October Supply Chain & Analytics Spotlight


Get to Know UMSL Supply Chain & Analytics Executive Board Member and 2020 Inaugural Women in Supply Chain Awardee – Mary Lamie

This month we would like to feature one of our UMSL Supply Chain and Analytics Executive Advisory Board Members, Mary Lamie, who is the Executive Vice President of Multi Modal Enterprises for Bi-State Development. Lamie oversees a number of business enterprises of Bi-State Development, including the Gateway Arch and Riverboats, the St. Louis Downtown Airport, and the St. Louis Regional Freightway. Mary Lamie also recently received The Women in Supply Chain award from Supply & Demand Chain Executive. This award honors female supply chain leaders and executives whose accomplishments, mentorship and examples set a foundation for women in all levels of supply chain. Mary is incredibly devoted to the department, students, alumni and faculty at UMSL. Continue reading to learn more about Mary’s supply chain journey and some really great tips and resources she suggests!

What is your educational background, and how has it impacted your supply chain career?

My educational background includes a Master’s Degree in Civil Engineering from Missouri University of Science and Technology and a Bachelor’s Degree in Civil Engineering from the University of Missouri – Columbia. Both degrees helped me develop problem solving skills that help with setting multimodal infrastructure priorities through collaboration with public and private sector leaders. With support from the East-West Gateway Council of Governments (the Metropolitan Planning Organization of the St. Louis region) Board of Directors; leaders in manufacturing, logistics, industrial real estate, all modes of transportation; and both the Illinois and Missouri Departments of Transportation, the St. Louis region has garnered national recognition as a global logistics hub maximizing infrastructure funding opportunities for its priority freight projects.

 

The supply chain industry is continually growing and evolving. How do you stay in touch with the industry? Do you have any favorite books, podcasts, or continual education resources you recommend?

Participation and networking in professional organizations, conferences and committees. Examples include the Council of Supply Chain Management Professionals (CSCMP), the Transportation Club of St. Louis, UMSL Supply Chain & Analytics Board and USDOT Freight Committee. Favorite supply chain books include Logistics Clusters by Yossi Sheffi and The Box (How the Shipping Container Made the World Smaller and the World Economy Bigger) by Marc Levinson.

 

The recent COVID-19 pandemic has challenged many supply chains. How has COVID impacted your supply chain career?

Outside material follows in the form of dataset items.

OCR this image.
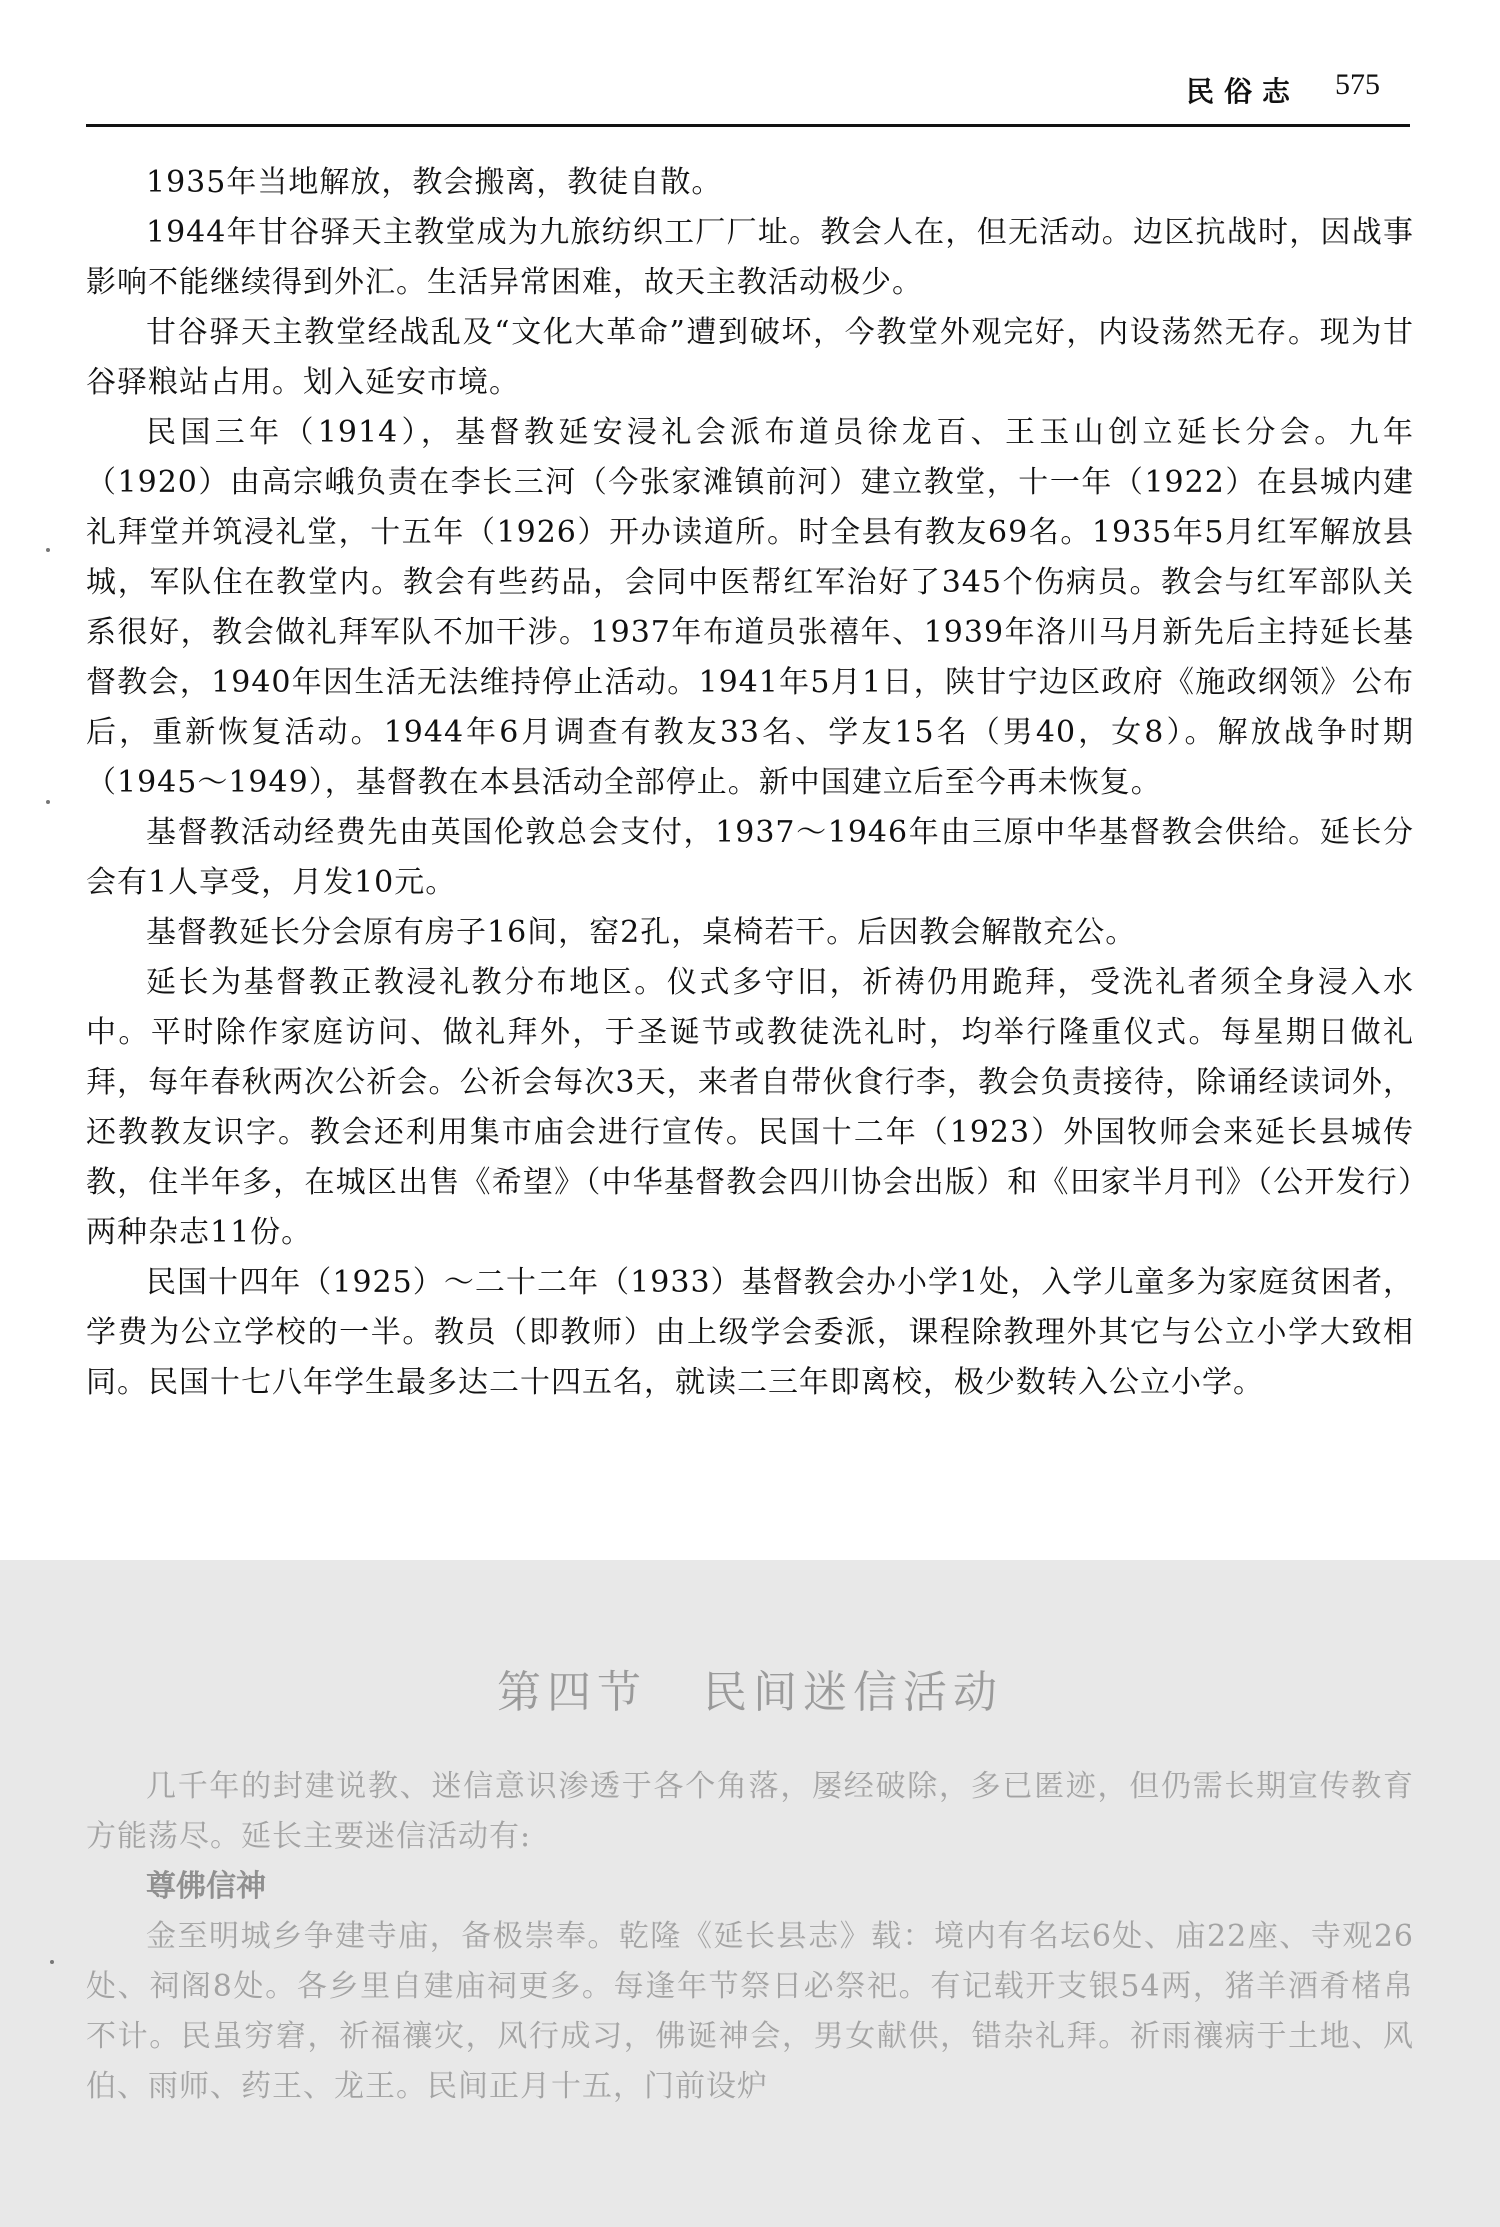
民俗志 575

1935年当地解放，教会搬离，教徒自散。

1944年甘谷驿天主教堂成为九旅纺织工厂厂址。教会人在，但无活动。边区抗战时，因战事影响不能继续得到外汇。生活异常困难，故天主教活动极少。

甘谷驿天主教堂经战乱及“文化大革命”遭到破坏，今教堂外观完好，内设荡然无存。现为甘谷驿粮站占用。划入延安市境。

民国三年（1914），基督教延安浸礼会派布道员徐龙百、王玉山创立延长分会。九年（1920）由高宗峨负责在李长三河（今张家滩镇前河）建立教堂，十一年（1922）在县城内建礼拜堂并筑浸礼堂，十五年（1926）开办读道所。时全县有教友69名。1935年5月红军解放县城，军队住在教堂内。教会有些药品，会同中医帮红军治好了345个伤病员。教会与红军部队关系很好，教会做礼拜军队不加干涉。1937年布道员张禧年、1939年洛川马月新先后主持延长基督教会，1940年因生活无法维持停止活动。1941年5月1日，陕甘宁边区政府《施政纲领》公布后，重新恢复活动。1944年6月调查有教友33名、学友15名（男40，女8）。解放战争时期（1945～1949），基督教在本县活动全部停止。新中国建立后至今再未恢复。

基督教活动经费先由英国伦敦总会支付，1937～1946年由三原中华基督教会供给。延长分会有1人享受，月发10元。

基督教延长分会原有房子16间，窑2孔，桌椅若干。后因教会解散充公。

延长为基督教正教浸礼教分布地区。仪式多守旧，祈祷仍用跪拜，受洗礼者须全身浸入水中。平时除作家庭访问、做礼拜外，于圣诞节或教徒洗礼时，均举行隆重仪式。每星期日做礼拜，每年春秋两次公祈会。公祈会每次3天，来者自带伙食行李，教会负责接待，除诵经读词外，还教教友识字。教会还利用集市庙会进行宣传。民国十二年（1923）外国牧师会来延长县城传教，住半年多，在城区出售《希望》（中华基督教会四川协会出版）和《田家半月刊》（公开发行）两种杂志11份。

民国十四年（1925）～二十二年（1933）基督教会办小学1处，入学儿童多为家庭贫困者，学费为公立学校的一半。教员（即教师）由上级学会委派，课程除教理外其它与公立小学大致相同。民国十七八年学生最多达二十四五名，就读二三年即离校，极少数转入公立小学。

第四节 民间迷信活动

几千年的封建说教、迷信意识渗透于各个角落，屡经破除，多已匿迹，但仍需长期宣传教育方能荡尽。延长主要迷信活动有:

尊佛信神

金至明城乡争建寺庙，备极崇奉。乾隆《延长县志》载：境内有名坛6处、庙22座、寺观26处、祠阁8处。各乡里自建庙祠更多。每逢年节祭日必祭祀。有记载开支银54两，猪羊酒肴楮帛不计。民虽穷窘，祈福禳灾，风行成习，佛诞神会，男女献供，错杂礼拜。祈雨禳病于土地、风伯、雨师、药王、龙王。民间正月十五，门前设炉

COVID-19 has exposed the nation’s reliance on globalization and its weaknesses as evidenced by how the supply chain struggled to keep up with the demand for masks, gowns and other protective gear needed by health care workers during the pandemic. This, along with continued panic buying and sheltering-in-place supply buying, will likely result in a move toward more localized supply chains, propelling additional growth in the nation’s industrial market.

This impact has created an opportunity for our region. The bi-state St. Louis region has one of the most active bulk warehouse space markets in the nation, with availability that freight and logistics companies need for potential expansions and relocations, and our available capacity is supported by one of the most efficient multimodal freight hubs in the nation. Now is the time to promote these assets in a bi-state unified effort. Our region has a strong heritage of manufacturing and logistics, has a track record that supports this industry and stands ready to support a more localized supply chain.

 

We are so thankful for your commitment to the UMSL Supply Chain and Analytics Executive Board. Why do you choose to give back as an SCMA Executive Board Member?

Workforce is key to a supply chain and is only successful if supported by exceptional educational systems. My role with the SCMA Executive Board provides an opportunity to support the region’s educational system and the region’s status as a global logistics hub.

 

What is one piece of advice you would like to share with students pursuing a degree in Supply Chain and Analytics?

Take advantage of the UMSL Supply Chain & Analytics industry programs that include mentoring, research, networking and employment opportunities. The partnership between the University and the supply chain industry is unique. Industry participation includes companies that serve a specific purpose in the supply chain, as well as those that encompass the entire supply chain from headquarters, research and development, warehousing and manufacturing to suppliers and logistics. Their success is tied to a local workforce that supports each system of the supply chain.

The opportunities to develop leadership, networking and communication skills, technical knowledge and increased confidence and motivation are all in front of you. It’s a missed opportunity if you don’t try it out.